Apostolic Tradition

The apostolic tradition is the teaching and practice handed down by the apostles to the church. In Protestant usage, the term refers to apostolic doctrine preserved normatively in Scripture.

At a Glance

The apostolic tradition is the apostolic deposit of truth and practice handed down to the church. It includes both oral and written apostolic instruction in the first century, but Protestants understand Scripture as the uniquely normative and sufficient record of that tradition.

Key Points

Description

Apostolic tradition refers to the teaching, instruction, and pattern of life delivered by the apostles as Christ’s authorized witnesses. The New Testament can speak positively of traditions believers were taught and commanded to hold fast to, including instruction first given orally and also preserved in writing. From a conservative evangelical perspective, the church is bound to the apostolic message as God has inscripturated it in the New Testament, together with the Old Testament as the authoritative Word of God. Because the term is used differently across Christian traditions—especially in discussions of Scripture and church authority—it should be defined carefully: evangelicals affirm the necessity of receiving apostolic doctrine, but ordinarily identify Scripture as the final, sufficient, and uniquely normative record of that apostolic deposit.

Biblical Context

In the New Testament, the apostles function as Christ’s authorized messengers and teachers. The church in Acts is described as devoting itself to the apostles’ teaching, and Paul urges churches to hold to the teachings they received. These texts support the idea that apostolic instruction was a binding deposit for the early church.

Historical Context

In the early church, appeals to apostolic tradition often referred to continuity with the apostles’ teaching against error and novelty. Over time, major traditions used the phrase in different ways. Protestant theology generally distinguishes between the apostolic deposit found in Scripture and later ecclesiastical traditions that may be useful but are not equally authoritative.
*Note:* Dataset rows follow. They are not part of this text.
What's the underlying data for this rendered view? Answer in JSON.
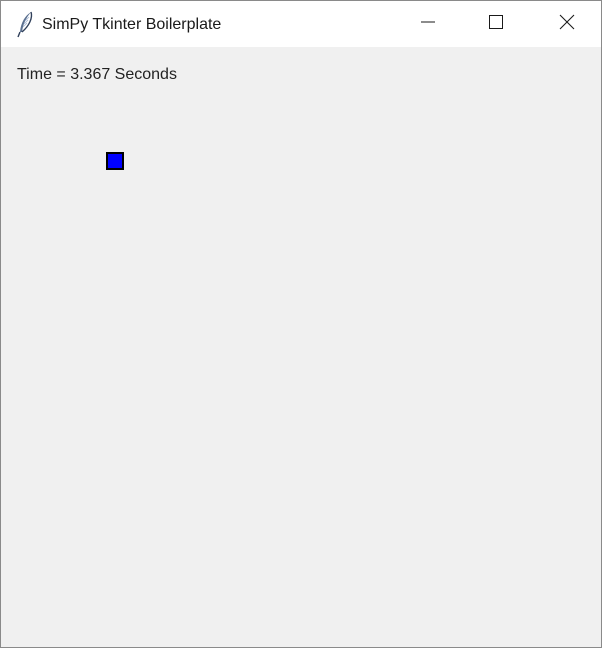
{
  "window": {
    "title": "SimPy Tkinter Boilerplate",
    "app_icon": "feather-icon",
    "controls": {
      "minimize_icon": "minimize-icon",
      "maximize_icon": "maximize-icon",
      "close_icon": "close-icon"
    }
  },
  "main": {
    "time_text": "Time = 3.367 Seconds",
    "entity": {
      "shape": "square",
      "fill_color": "#0000ff",
      "outline_color": "#000000"
    }
  },
  "colors": {
    "titlebar_bg": "#ffffff",
    "client_bg": "#f0f0f0"
  }
}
Jewish and Ancient Context

Second Temple Judaism valued faithful transmission of received teaching, and the New Testament uses language of receiving and handing on in a similar way. However, apostolic tradition in Christian usage is specifically tied to the apostles’ witness to Christ and the Spirit-guided formation of the New Testament.

Primary Key Texts

Secondary Key Texts

Original Language Note

The New Testament commonly uses Greek terms related to ‘tradition’ and ‘handing over’ or ‘receiving’ (paradosis and related language). In context, the word can be positive when it refers to faithful apostolic instruction, and negative when it refers to human tradition that contradicts God’s word.

Theological Significance

The term matters because it connects the church’s faith to the apostles’ authority under Christ. Evangelicals affirm that the church should receive apostolic teaching with obedience, while also insisting that Scripture uniquely and finally preserves that teaching for all believers.

Philosophical Explanation

Apostolic tradition addresses the question of how authoritative revelation is transmitted. Christian orthodoxy historically maintains that the apostles were reliable witnesses of Christ and that their teaching carries divine authority. Protestant theology concludes that this authority is now fixed in Scripture and not in an open-ended chain of later ecclesial claims.

Interpretive Cautions

Do not confuse apostolic tradition with later church traditions that arose after the apostolic age. Also do not treat every New Testament use of ‘tradition’ as automatically positive; some traditions are condemned when they oppose God’s word. The term should be defined carefully in ecumenical settings so it does not imply equal authority for unwritten traditions.

Major Views

Roman Catholic and Eastern Orthodox theology often use the phrase to support a broader view of sacred Tradition alongside Scripture. Protestant theology affirms apostolic tradition but identifies Scripture as the only infallible, final norm. All orthodox views should agree that apostolic teaching is binding; they differ on how it is preserved and normed.

Doctrinal Boundaries

Apostolic tradition is not a license for doctrines that cannot be grounded in Scripture. Nor does it authorize claims that later church tradition can add new revelation equal to the biblical canon. The entry should be read in harmony with sola Scriptura understood as Scripture’s final authority, not as a denial that the apostles also taught orally.

Practical Significance

Christians should value faithful teaching, tested preaching, and doctrinal continuity with the apostles. The term also warns believers to distinguish biblical teaching from merely inherited customs, even when those customs are longstanding.